Jumat, 15 Juni 2012

Ketika Harus Menyimpan

"Nak, sisa uang jajan tadi siang disimpan ya!". Begitulah pesan seorang Ibu pada anaknya agar berlatih menyimpan uang menjadi tabungan. Kita semua tahu, rajin menabung adalah kebiasaan baik dan menguntungkan. Banyak orang yang sukses dalam urusan ekonomi karena bisa menyimpan uangnya dalam tabungan dan sejenisnya.
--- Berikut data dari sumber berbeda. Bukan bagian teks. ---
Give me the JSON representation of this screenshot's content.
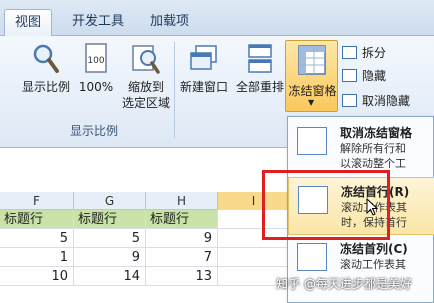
{
  "tabs": [
    "视图",
    "开发工具",
    "加载项"
  ],
  "ribbon": {
    "show_ratio": {
      "buttons": [
        {
          "label": "显示比例"
        },
        {
          "label": "100%"
        },
        {
          "label": "缩放到",
          "label2": "选定区域"
        }
      ],
      "group_label": "显示比例"
    },
    "window": {
      "new_window": "新建窗口",
      "arrange_all": "全部重排",
      "freeze_panes": "冻结窗格",
      "split": "拆分",
      "hide": "隐藏",
      "unhide": "取消隐藏"
    }
  },
  "sheet": {
    "columns": [
      "F",
      "G",
      "H",
      "I"
    ],
    "title_cells": [
      "标题行",
      "标题行",
      "标题行"
    ],
    "rows": [
      [
        "5",
        "5",
        "9"
      ],
      [
        "1",
        "9",
        "7"
      ],
      [
        "10",
        "14",
        "13"
      ]
    ]
  },
  "menu": {
    "items": [
      {
        "title": "取消冻结窗格",
        "desc1": "解除所有行和",
        "desc2": "以滚动整个工"
      },
      {
        "title": "冻结首行(R)",
        "desc1": "滚动工作表其",
        "desc2": "时，保持首行"
      },
      {
        "title": "冻结首列(C)",
        "desc1": "滚动工作表其"
      }
    ]
  },
  "watermark": "知乎 @每天进步都是美好",
  "colors": {
    "title_fill": "#c9e2a8",
    "highlight": "#fbe6a6",
    "frame": "#e02020"
  }
}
Dalam urusan materi dan keuangan, menyimpan menjadi salah satu sarana untuk mencapai kenyamanan, ketenangan dan kemapanan. Walaupun materi bukanlah satu-satunya penentu kebahagiaan hidup, karena masih banyak hal lain yang dapat menentukan kebahagiaan seseorang.

Bagaimana halnya bila yang disimpan itu berupa "rasa" atau perasaan?
Banyak pujangga menulis puisi tentang menyimpan rasa.
Para biduan menyanyikan tembang lagu menyimpan rasa.

Tersiksa, itulah kesimpulan yang kita dapatkan bila mendengar lagu dan membaca puisi tentang menyimpan rasa, terutama rasa cinta dan rindu. Entah rasa tersiksa itu hanya  dirasakan oleh sang penyair dan pencipta liriknya saja, atau memang sudah menjadi lazim terjadi pada setiap insan yang didera untuk menyimpan rasa.

Sejujurnya, saya sepakat dengan pujangga dan penyair yang melukiskan perasaan tersiksa jika harus menyimpan rasa. Rasa yang kita simpan dalam hati memang adakalanya dikeluarkan atau diekspresikan dengan ungkapan kata atau sikap lainnya. Namun tak jarang rasa itu tak bisa diungkapkan atau bahkan terlarang untuk diucapkan. Karena rasa berada pada dimensi emosional yang mana setan bisa bermain dan merusak keimanan kita.

Tulisan ini pun saya tulis sebagai bentuk ungkapan bahwa menyimpan rasa itu tidaklah mudah. Tapi adakalanya menyimpan rasa itu wajib dilakukan tanpa diungkapkan, bahkan sepanjang hidup. Wallahu A'lam.